Arthur C. Clarke, Visionary Author of the Space Age, Dies at 90
Author of '2001' and other books was first to imagine communications satellites.
March 18, 2008 -- Arthur C. Clarke, the prolific author whose 70 books anticipated many of the greatest achievements of the early space age, has died on his adopted island home of Sri Lanka. He was 90.
The cause of his death, according to an assistant, was complications from failing lungs. He had been largely confined to a wheelchair for many years by post-polio syndrome, but he never stopped looking toward the stars.
In 1964, when he was already a prolific science fiction writer, he was approached by the filmmaker Stanley Kubrick to write a book and screenplay called "Journey Beyond the Stars."
The project took four years, and over time the title changed. The final product, "2001: A Space Odyssey," was frequently cited as one of the great films of the 20th century.
The story tells of the first contact with extraterrestrial intelligence — a common theme in science fiction, but one that rarely captured the public imagination the way it did in the hands of Kubrick and Clarke.
Clarke wrote several sequels: "2010," "2061," and "3001." But it was the original that endured.
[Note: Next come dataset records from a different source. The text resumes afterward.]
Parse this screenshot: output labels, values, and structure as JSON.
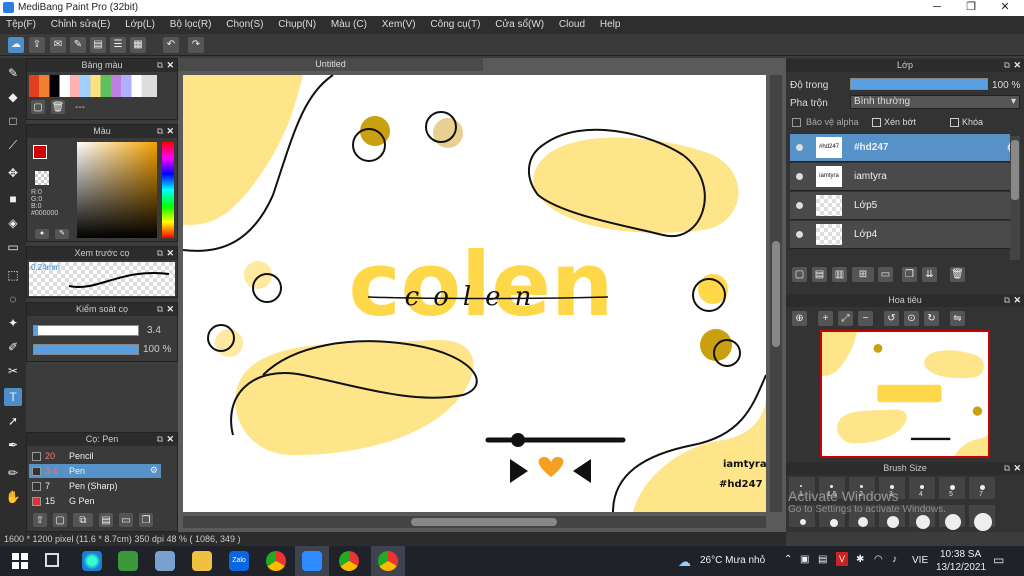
{
  "window": {
    "title": "MediBang Paint Pro (32bit)",
    "minimize": "─",
    "maximize": "❐",
    "close": "✕"
  },
  "menu": [
    "Tệp(F)",
    "Chỉnh sửa(E)",
    "Lớp(L)",
    "Bộ lọc(R)",
    "Chọn(S)",
    "Chụp(N)",
    "Màu (C)",
    "Xem(V)",
    "Công cụ(T)",
    "Cửa sổ(W)",
    "Cloud",
    "Help"
  ],
  "panels": {
    "palette": "Bảng màu",
    "palette_more": "---",
    "color": "Màu",
    "color_values": {
      "r": "R:0",
      "g": "G:0",
      "b": "B:0",
      "hex": "#000000"
    },
    "preview": "Xem trước cọ",
    "preview_size": "0.24mm",
    "control": "Kiểm soát cọ",
    "size_value": "3.4",
    "opacity_value": "100 %",
    "brush_panel": "Cọ: Pen"
  },
  "brushes": [
    {
      "size": "20",
      "name": "Pencil",
      "color": "#333333"
    },
    {
      "size": "3.4",
      "name": "Pen",
      "color": "#333333",
      "selected": true
    },
    {
      "size": "7",
      "name": "Pen (Sharp)",
      "color": "#333333"
    },
    {
      "size": "15",
      "name": "G Pen",
      "color": "#e03030"
    }
  ],
  "canvas": {
    "tab": "Untitled",
    "signature": "iamtyra",
    "hashtag": "#hd247",
    "word_script": "colen",
    "word_big": "colen"
  },
  "layers": {
    "title": "Lớp",
    "opacity_label": "Độ trong",
    "opacity_value": "100 %",
    "opacity_fraction": 1.0,
    "blend_label": "Pha trộn",
    "blend_value": "Bình thường",
    "protect_alpha": "Bảo vệ alpha",
    "clipping": "Xén bớt",
    "lock": "Khóa",
    "items": [
      {
        "name": "#hd247",
        "thumb": "#hd247",
        "selected": true
      },
      {
        "name": "iamtyra",
        "thumb": "iamtyra"
      },
      {
        "name": "Lớp5"
      },
      {
        "name": "Lớp4"
      }
    ]
  },
  "navigator": {
    "title": "Hoa tiêu"
  },
  "brush_size": {
    "title": "Brush Size",
    "labels": [
      "1",
      "1.5",
      "2",
      "3",
      "4",
      "5",
      "7"
    ]
  },
  "watermark": {
    "line1": "Activate Windows",
    "line2": "Go to Settings to activate Windows."
  },
  "status": {
    "text": "1600 * 1200 pixel  (11.6 * 8.7cm)  350 dpi  48 %  ( 1086, 349 )"
  },
  "taskbar": {
    "weather": "26°C  Mưa nhỏ",
    "lang": "VIE",
    "time": "10:38 SA",
    "date": "13/12/2021"
  },
  "colors": {
    "accent": "#5691c8",
    "yellow": "#ffd84a",
    "paleyellow": "#ffe58a"
  }
}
The astronauts of Apollo 13 named their command module "Odyssey," inspired by Clarke and Kubrick.
Arthur Charles Clarke, a farmer's son, was born in Minehead, Somerset, England, on Dec. 16, 1917. During World War II he served in the Royal Air Force, working on the new technology of radar.
After the war ended he joined the British Interplanetary Society — and circulated an idea that has changed life in the modern world.
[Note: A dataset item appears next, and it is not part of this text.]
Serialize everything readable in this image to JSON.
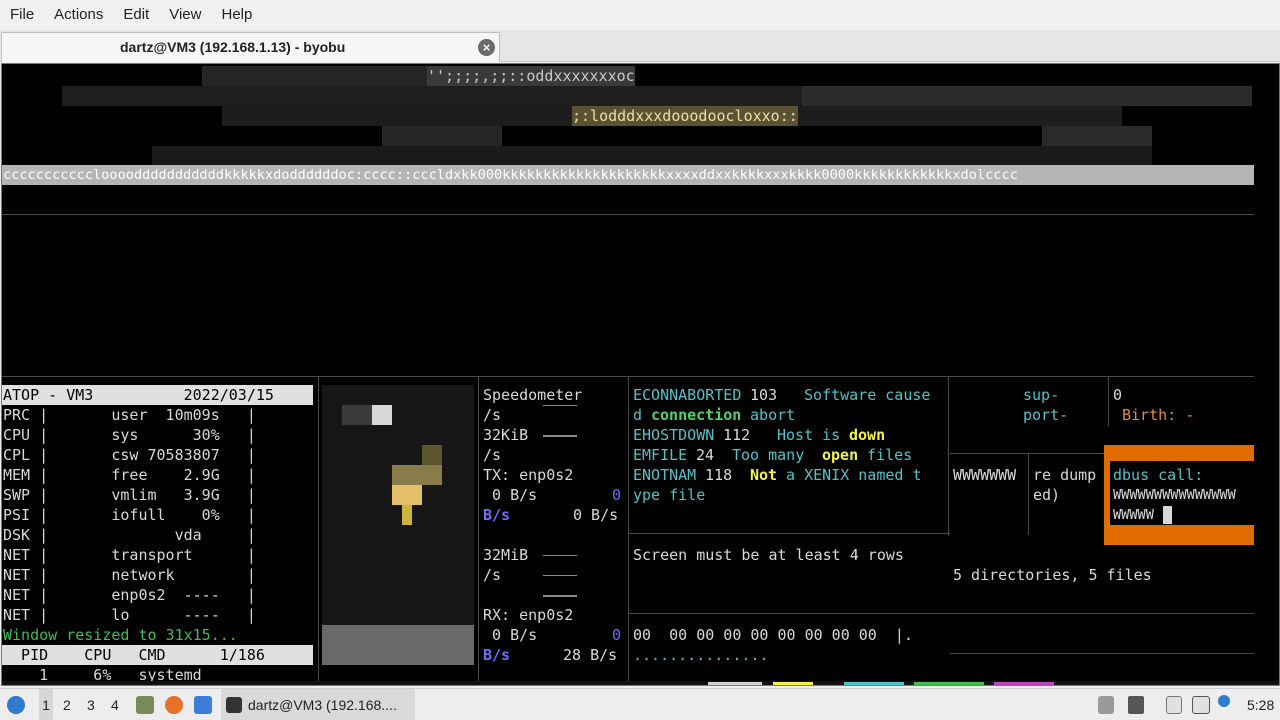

He suggested that a satellite, orbiting Earth over the equator at an altitude of 24,300 miles, would take precisely 24 hours to complete one orbit — and since it would therefore appear to hover motionless over the planet below, it would be perfect for relaying radio and television signals.
The idea for such geostationary communications satellites might well have happened without Clarke, but many technologists give him credit for the idea, which he published in the magazine Wireless World in October 1945 — years before the Soviet Union launched Sputnik 1.
If you have watched television today, you have probably seen video transmitted via a satellite in a so-called Clarke Orbit.
In 1948 Clarke wrote a short story called "The Sentinel," in which he described astronauts on a routine survey of the Moon in the distant future — 1996 — coming across a mysterious tetrahedron, obviously left by an advanced civilization. The story was widely popular among science fiction readers, and was the starting point for "2001."
Among his other successful books are "Childhood's End" and "Rendezvous with Rama," which is currently being made into a film for release in 2009.
He was a commentator for CBS News during the Apollo 11 Moon flight, and in the 1980s hosted several television series, including "Arthur C. Clarke's Mysterious World."
He was married in 1953 to Marilyn Mayfield; they divorced in 1964. He was knighted in 1998.
In the foreword to "2001," he wrote an apology to his readers:
"Please remember: this is only a work of fiction.
"The truth, as always, will be far stranger."